Ecrire, aimer, vivre. C’est ainsi que Joseph Kessel définissait ce qui le caractérisait. Les hasards de la vie ont conduit cette semaine l’auteur de ces lignes dominicales sur les traces de Joseph Kessel. D’abord autour de son discours de réception à l’Académie Française alors qu’il succédait au duc de La Force. Que dit Kessel : « Pour remplacer le compagnon dont le nom magnifique a résonné glorieusement pendant un millénaire dans les annales de la France ; dont les ancêtres, grands soldats, grands seigneurs, grands dignitaires, amis des princes et des rois, ont fait partie de son histoire d’une manière éclatante, pour le remplacer, qui avez-vous désigné ? Un Russe de naissance, et Juif de surcroît. Un juif d’Europe Orientale. Vous savez, Messieurs, et bien qu’il ait coûté la vie à des millions de martyrs, vous savez ce que ce titre signifie encore dans certains milieux, et pour trop de gens. »

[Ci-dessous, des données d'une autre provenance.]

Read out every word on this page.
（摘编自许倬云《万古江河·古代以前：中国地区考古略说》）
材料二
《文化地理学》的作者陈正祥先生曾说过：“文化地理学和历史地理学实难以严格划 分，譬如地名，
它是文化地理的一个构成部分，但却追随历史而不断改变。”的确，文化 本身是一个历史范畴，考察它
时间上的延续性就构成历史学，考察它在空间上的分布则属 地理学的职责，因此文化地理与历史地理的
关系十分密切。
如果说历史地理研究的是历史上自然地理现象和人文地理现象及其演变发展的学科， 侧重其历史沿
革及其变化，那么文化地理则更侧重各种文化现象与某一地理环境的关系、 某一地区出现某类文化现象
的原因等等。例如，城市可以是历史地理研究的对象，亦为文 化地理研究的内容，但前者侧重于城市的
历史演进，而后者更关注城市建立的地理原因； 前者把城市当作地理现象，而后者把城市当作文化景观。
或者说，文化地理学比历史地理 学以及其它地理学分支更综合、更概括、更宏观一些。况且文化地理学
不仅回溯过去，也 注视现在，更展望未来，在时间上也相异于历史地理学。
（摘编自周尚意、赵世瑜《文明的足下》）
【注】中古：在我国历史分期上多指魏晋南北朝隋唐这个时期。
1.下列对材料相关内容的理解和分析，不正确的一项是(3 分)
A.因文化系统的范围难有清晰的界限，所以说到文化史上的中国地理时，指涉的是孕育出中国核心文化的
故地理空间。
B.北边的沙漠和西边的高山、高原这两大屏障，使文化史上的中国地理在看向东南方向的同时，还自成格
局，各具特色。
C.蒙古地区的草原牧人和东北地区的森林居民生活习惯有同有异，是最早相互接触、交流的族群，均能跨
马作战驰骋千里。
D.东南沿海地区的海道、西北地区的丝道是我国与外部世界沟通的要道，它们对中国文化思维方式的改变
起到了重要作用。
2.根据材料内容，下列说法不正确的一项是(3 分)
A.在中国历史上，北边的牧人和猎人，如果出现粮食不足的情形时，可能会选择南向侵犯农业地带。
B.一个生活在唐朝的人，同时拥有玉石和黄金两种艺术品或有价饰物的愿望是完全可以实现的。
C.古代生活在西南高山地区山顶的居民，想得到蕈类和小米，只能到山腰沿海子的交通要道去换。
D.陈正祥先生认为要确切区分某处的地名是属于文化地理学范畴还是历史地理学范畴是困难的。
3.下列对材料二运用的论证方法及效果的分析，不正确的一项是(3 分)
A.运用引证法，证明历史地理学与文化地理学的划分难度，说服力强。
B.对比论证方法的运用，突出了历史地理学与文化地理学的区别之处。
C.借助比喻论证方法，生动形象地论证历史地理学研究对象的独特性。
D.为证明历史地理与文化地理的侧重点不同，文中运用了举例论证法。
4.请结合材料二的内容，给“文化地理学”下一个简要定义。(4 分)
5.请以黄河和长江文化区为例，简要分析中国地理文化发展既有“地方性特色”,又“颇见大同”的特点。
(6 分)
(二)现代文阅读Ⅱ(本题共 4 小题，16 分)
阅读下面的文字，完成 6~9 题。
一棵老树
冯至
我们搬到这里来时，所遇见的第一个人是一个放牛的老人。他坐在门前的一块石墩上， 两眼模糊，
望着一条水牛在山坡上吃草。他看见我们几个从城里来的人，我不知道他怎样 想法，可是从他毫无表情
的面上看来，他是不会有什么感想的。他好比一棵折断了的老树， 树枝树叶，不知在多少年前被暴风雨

L’Académie qui honore un « étranger ». L’Académie française qui fait de l’étranger une part de la France. Enseignement qui résonne fortement alors que plus les jours passent, plus les discours nauséabonds ouvrent toujours plus la fenêtre d’Overton de ce qui apparaît comme dicible dans la société française. Avoir le tournis.
Revenir encore à Kessel. A cette ode à la vie. A la mise en danger de soi au nom d’une cause que l’on considère supérieure et vitale pour soi comme pour l’Humanité.
A cette ode à la vie, aussi dans cette dimension festive, et puissante de la place que l’on fait à l’autre pour partager avec lui un moment d’égrégore fraternelle autour d’un verre, d’un repas, d’une chanson ou d’une discussion.
A cette ode à la vie, aussi, évidemment dans l’envie et le besoin d’aimer. Beaucoup. Toujours. En permanence.
Dans ce retour à Kessel : écrire, aimer, vivre. S’interroger sur ce qui a conduit, un temps, Kessel à être considéré comme un écrivain has-been.
Se demander si l’exemple de cet homme avec ses éclairs lumineux et ses orages, tout en complexité, ne gagnerait pas à être mise plus encore en valeur. Ecrire, aimer, vivre. Comme une antienne pour supporter le désordre du monde. Ecrire, aimer, vivre, pour réparer – un peu – le monde. Ecrire, aimer, vivre, pour cultiver l’audace « soif de vivre, force d’aimer » écrivait Kessel.
De Kessel glisser à René Char : « Il n’y a que deux conduites avec la vie : ou on la rêve ou on l’accomplit ».
Et si, en ce dimanche matin, dans nos lits autant que rentrant de nos premières activités, nous nous souhaitions du rêve accomplit. Ce rêve que l’on construit, qui donne le cap, et qui surtout permet la mise en mouvement. Pour écrire, pour aimer, pour raconter, pour créer, pour résister.
Ce rêve accomplit, Ernestiens et Ernestiennes, souhaitons-le, pour que les forces de la résistance au néant politique et intellectuel qui semble vouloir s’installer soient puissantes, intraitables et indomptables.